It’s the beginning of the holiday shopping season, the time when we trade our skills in civility for survival tactics. One strategy is to seek out the shortest line at discount stores. Alas, as my husband and I discovered, just like GPS directions, shortest doesn’t always mean fastest.
Sometime ago, my husband searched for the short line in Walmart. He landed behind a woman with one of those oversized kid bins that doubled as a shopping cart. This particular cart held three young children. So Jack settled in for the entertainment. What he got instead, was an opportunity to practice messy grace.
After the woman paid for her groceries and left, the clerk noticed she had left a bag full of purchases on the turnstile. The clerk grumbled to us, “If she had controlled those kids better, she wouldn’t be so forgetful.”
I tried to appease her. “You must have a lot of forgotten bags.” The clerk continued her litany about disobedient children and neglectful parents. Jack decided to act. “Moms with three young children don’t go very far very fast. I’ll track her down.” He grabbed the bag and disappeared down the aisle.
I really thought the clerk would protest. How did she know Jack wouldn’t dispose of the goods in our own car? Oblivious, the woman kept crabbing about bratty kids and misfit moms.
Later, I told Jack, “I can’t believe she let you do that. Walmart must have policies about forgotten bags. Surely they would expect that if someone forgot a sack of groceries, they should come back with their receipt to claim their items. In Walmart’s eyes, you shouldn’t have helped her.” Then it hit me.
Grace transcends the law.
Jesus tried to get that point across to the Pharisees, the experts at keeping the shoulds and oughts of life. They often criticized Jesus for healing on the Sabbath. When Jesus healed a crippled woman on the Sabbath (see Luke 13:10-17), the synagogue ruler said to the people. “There are six days for work. So come and be healed on those days, not on the Sabbath.” Shoulds and oughts.
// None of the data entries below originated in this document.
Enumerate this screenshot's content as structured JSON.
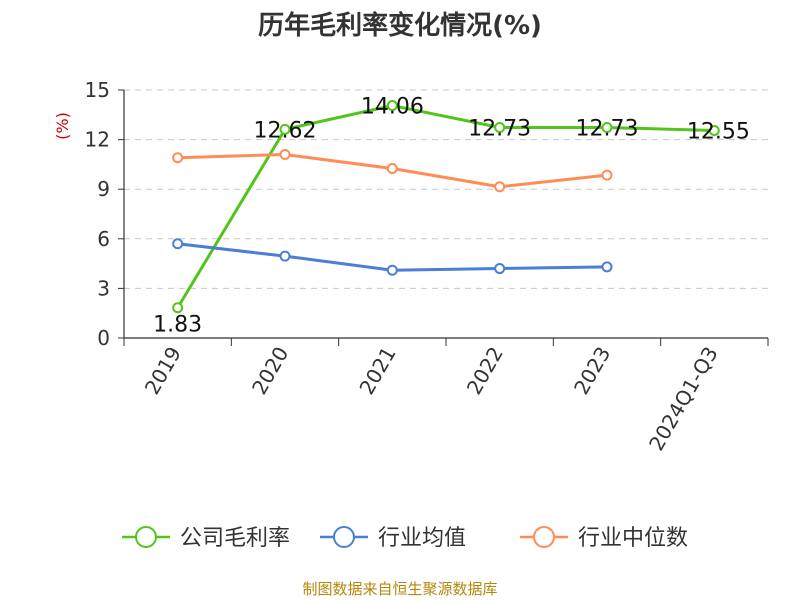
{
  "chart_data": {
    "type": "line",
    "title": "历年毛利率变化情况(%)",
    "ylabel": "(%)",
    "x": [
      "2019",
      "2020",
      "2021",
      "2022",
      "2023",
      "2024Q1-Q3"
    ],
    "ylim": [
      0,
      15
    ],
    "yticks": [
      0,
      3,
      6,
      9,
      12,
      15
    ],
    "grid": true,
    "legend_position": "bottom",
    "series": [
      {
        "name": "公司毛利率",
        "color": "#52c41a",
        "values": [
          1.83,
          12.62,
          14.06,
          12.73,
          12.73,
          12.55
        ],
        "show_labels": true
      },
      {
        "name": "行业均值",
        "color": "#4a7fd6",
        "values": [
          5.7,
          4.95,
          4.1,
          4.2,
          4.3,
          null
        ],
        "show_labels": false
      },
      {
        "name": "行业中位数",
        "color": "#ff8c55",
        "values": [
          10.9,
          11.1,
          10.25,
          9.15,
          9.85,
          null
        ],
        "show_labels": false
      }
    ]
  },
  "source_text": "制图数据来自恒生聚源数据库"
}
There are policies you should follow, Jesus.
Grace transcends the Law.
Jesus quickly pointed to the Pharisees’ own microcosm of grace. Didn’t they have the heart to untie their donkey or ox and lead them to water on the Sabbath? Hey guys, if you have enough compassion to free your animal to get a drink, isn’t it even more important to free a suffering woman from eighteen years of pain?
Grace transcends the Law.
I wish I had remembered that several years ago in VBS. A child got a splinter in his hand. My daughter, that year’s VBS director, came to me for advice. “Do we have a nurse or EMT on staff?” I asked. One of the teachers overheard us. “You have to call the parents,” she said. “You can’t do anything until they give you permission or they arrive to take care of it themselves.”
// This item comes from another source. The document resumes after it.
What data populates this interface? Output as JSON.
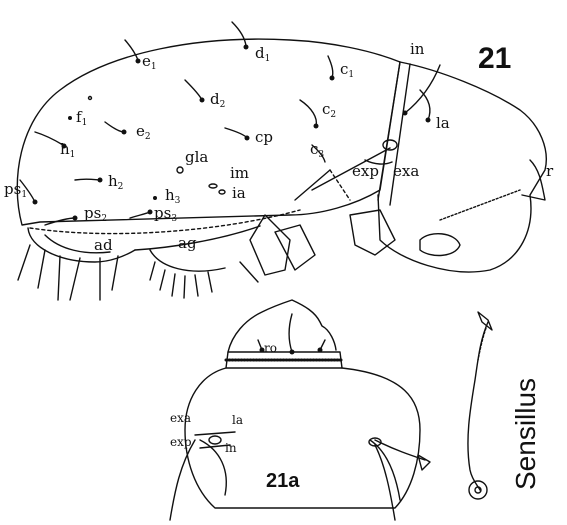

We couldn’t reach the parents. That child sat on a pew in pain for over half an hour before his parents came at the end of the session. Now, don’t misunderstand me. I don’t advocate digging around in a child’s hand to remove a splinter. But, if it had been a quick fix, why not? Yes, the public schools might have rules and regulations for not taking that splinter out. But the church is not the public school system. The church is about grace.And, grace transcends the law.
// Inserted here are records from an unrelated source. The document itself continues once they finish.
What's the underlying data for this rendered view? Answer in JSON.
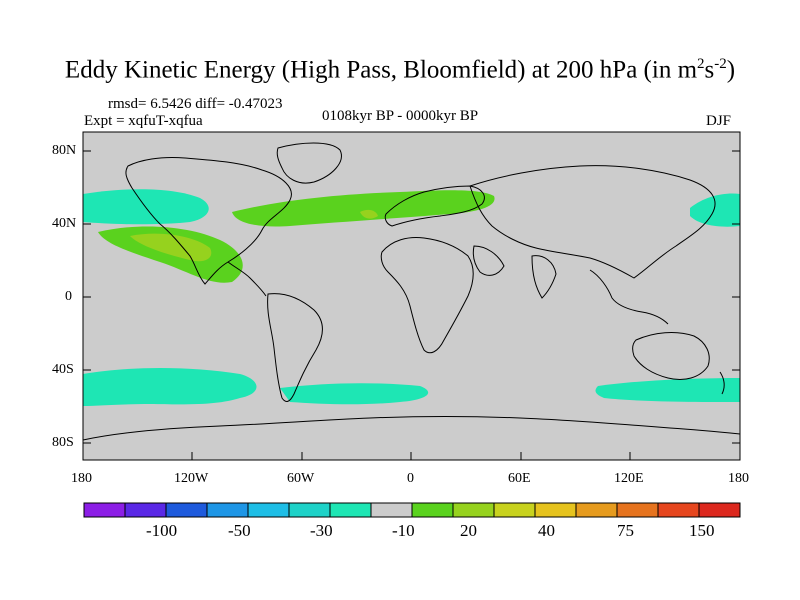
{
  "figure": {
    "title_main": "Eddy Kinetic Energy (High Pass, Bloomfield) at 200 hPa (in m",
    "title_sup1": "2",
    "title_mid": "s",
    "title_sup2": "-2",
    "title_end": ")",
    "stats": "rmsd= 6.5426 diff= -0.47023",
    "experiment": "Expt = xqfuT-xqfua",
    "period": "0108kyr BP - 0000kyr BP",
    "season": "DJF"
  },
  "axes": {
    "y_ticks": [
      "80N",
      "40N",
      "0",
      "40S",
      "80S"
    ],
    "x_ticks": [
      "180",
      "120W",
      "60W",
      "0",
      "60E",
      "120E",
      "180"
    ]
  },
  "colorbar": {
    "colors": [
      "#8c1ee6",
      "#5a28e6",
      "#1e5adc",
      "#1e96e6",
      "#1ebee6",
      "#1ed2c8",
      "#1ee6b4",
      "#cccccc",
      "#5ad21e",
      "#96d21e",
      "#c8d21e",
      "#e6c31e",
      "#e69b1e",
      "#e6731e",
      "#e6461e",
      "#dc281e"
    ],
    "labels": [
      "-100",
      "-50",
      "-30",
      "-10",
      "20",
      "40",
      "75",
      "150"
    ]
  },
  "colors": {
    "land_ocean_gray": "#cccccc",
    "teal_negative": "#1ee6b4",
    "green_positive": "#5ad21e",
    "yellowgreen_positive": "#96d21e"
  }
}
Grace doesn’t have a rulebook. Grace must rely on common sense, prayer and compassion: attributes you cannot legislate. Grace takes risks. Grace is messy because it chooses to get involved in messes. Grace opens itself to be misunderstood. After all, Jesus got convicted to die on a cross for his practice of grace.
Jack got it right. He practiced messy grace. Taking the bag of groceries to that tired mama was the right thing to do. And next time I encounter a child with a medical owie at church, I’m going to be more proactive in alleviating his suffering without doing him harm – even if it breaks another teacher’s perception of the shoulds and oughts.
I want to live by the guidelines of grace.